Curtis blinked. “Why you?”
“He was a…friend.” Curtis thought he could guess what that meant. “And he told me that the compromising situation that ruined him occurred at Peakholme. What he did in this house was used to destroy him. He mentioned other names too, other guests, amongst whom there has been at least one other suicide. Two dead men, and they may only be the tip of a very sordid iceberg.”
“But how would that happen? People are indiscreet at country houses all the time.” He knew of houses where a bell was rung to give guests ten minutes to return to their own marital beds before morning tea was brought in. That wasn’t his idea of entertainment, but it suited a great many people, and it was generally accepted, but never mentioned.
“There are different levels of indiscretion, of course.”
“I suppose you mean queers.” Curtis didn’t like this sly, allusive way of speaking, mostly because he wasn’t sure he could follow it. “You still can’t blackmail a man to his death with gossip.”
Da Silva gave him a curling smile. “Did you inspect your room closely?”
“How do you mean?”
“Anything strike you as odd about it, at all?”
“No.
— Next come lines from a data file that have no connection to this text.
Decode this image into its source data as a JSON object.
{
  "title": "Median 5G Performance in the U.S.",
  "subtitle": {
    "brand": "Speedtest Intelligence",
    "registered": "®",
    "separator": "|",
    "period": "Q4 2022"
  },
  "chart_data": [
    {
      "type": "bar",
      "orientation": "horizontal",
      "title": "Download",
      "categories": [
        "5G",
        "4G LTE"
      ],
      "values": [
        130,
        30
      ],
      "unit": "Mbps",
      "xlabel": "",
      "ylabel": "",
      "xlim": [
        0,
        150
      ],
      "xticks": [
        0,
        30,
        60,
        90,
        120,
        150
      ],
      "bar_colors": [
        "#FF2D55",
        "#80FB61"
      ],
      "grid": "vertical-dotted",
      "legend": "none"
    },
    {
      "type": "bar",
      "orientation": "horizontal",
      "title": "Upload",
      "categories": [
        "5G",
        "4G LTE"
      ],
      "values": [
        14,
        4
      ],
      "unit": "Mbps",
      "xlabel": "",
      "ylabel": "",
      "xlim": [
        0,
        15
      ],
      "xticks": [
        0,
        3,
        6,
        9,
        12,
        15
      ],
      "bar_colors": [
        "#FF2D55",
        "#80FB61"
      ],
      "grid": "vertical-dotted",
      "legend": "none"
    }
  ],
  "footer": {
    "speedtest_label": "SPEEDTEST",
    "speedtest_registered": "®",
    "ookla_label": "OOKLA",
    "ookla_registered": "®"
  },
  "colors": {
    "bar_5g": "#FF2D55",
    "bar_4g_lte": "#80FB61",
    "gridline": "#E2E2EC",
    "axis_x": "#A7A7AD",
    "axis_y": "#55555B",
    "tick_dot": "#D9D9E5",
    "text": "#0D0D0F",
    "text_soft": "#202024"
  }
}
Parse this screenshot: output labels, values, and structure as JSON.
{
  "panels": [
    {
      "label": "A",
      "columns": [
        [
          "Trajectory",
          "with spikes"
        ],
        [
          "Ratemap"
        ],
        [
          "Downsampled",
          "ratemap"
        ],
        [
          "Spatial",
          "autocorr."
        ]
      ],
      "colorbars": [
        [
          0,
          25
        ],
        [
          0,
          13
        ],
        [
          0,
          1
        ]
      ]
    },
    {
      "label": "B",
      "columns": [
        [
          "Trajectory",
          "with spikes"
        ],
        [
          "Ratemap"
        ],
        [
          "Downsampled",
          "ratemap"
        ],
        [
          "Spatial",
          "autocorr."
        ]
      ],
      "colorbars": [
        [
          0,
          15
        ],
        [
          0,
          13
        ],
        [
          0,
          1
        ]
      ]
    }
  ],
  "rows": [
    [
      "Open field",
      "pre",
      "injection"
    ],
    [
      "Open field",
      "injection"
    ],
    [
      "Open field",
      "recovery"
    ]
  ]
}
Why should it?” Curtis found Da Silva’s tilted eyebrow an irritant.
“Not the layout?”
Curtis opened his mouth to respond, and stopped. It seemed absurd to complain about the rather awkward arrangement of the rooms, set in pairs and widely spaced along a long corridor. It was a modern house; they did things in modern ways. He was not going to argue about any such trivialities, anyway. “What are you getting at?”
“In your bedroom, there’s a large mirror, hanging on the wall opposite the bed. The wall which backs onto a service area.”
“And? Just a moment. Have you been in my bedroom?”
“My room is on the other side of the corridor from you. A mirror image of yours. Should you care to visit me, you’ll observe that the large mirror in my room is also opposite the bed, also backing onto a service area.” He gave Curtis a meaningful look.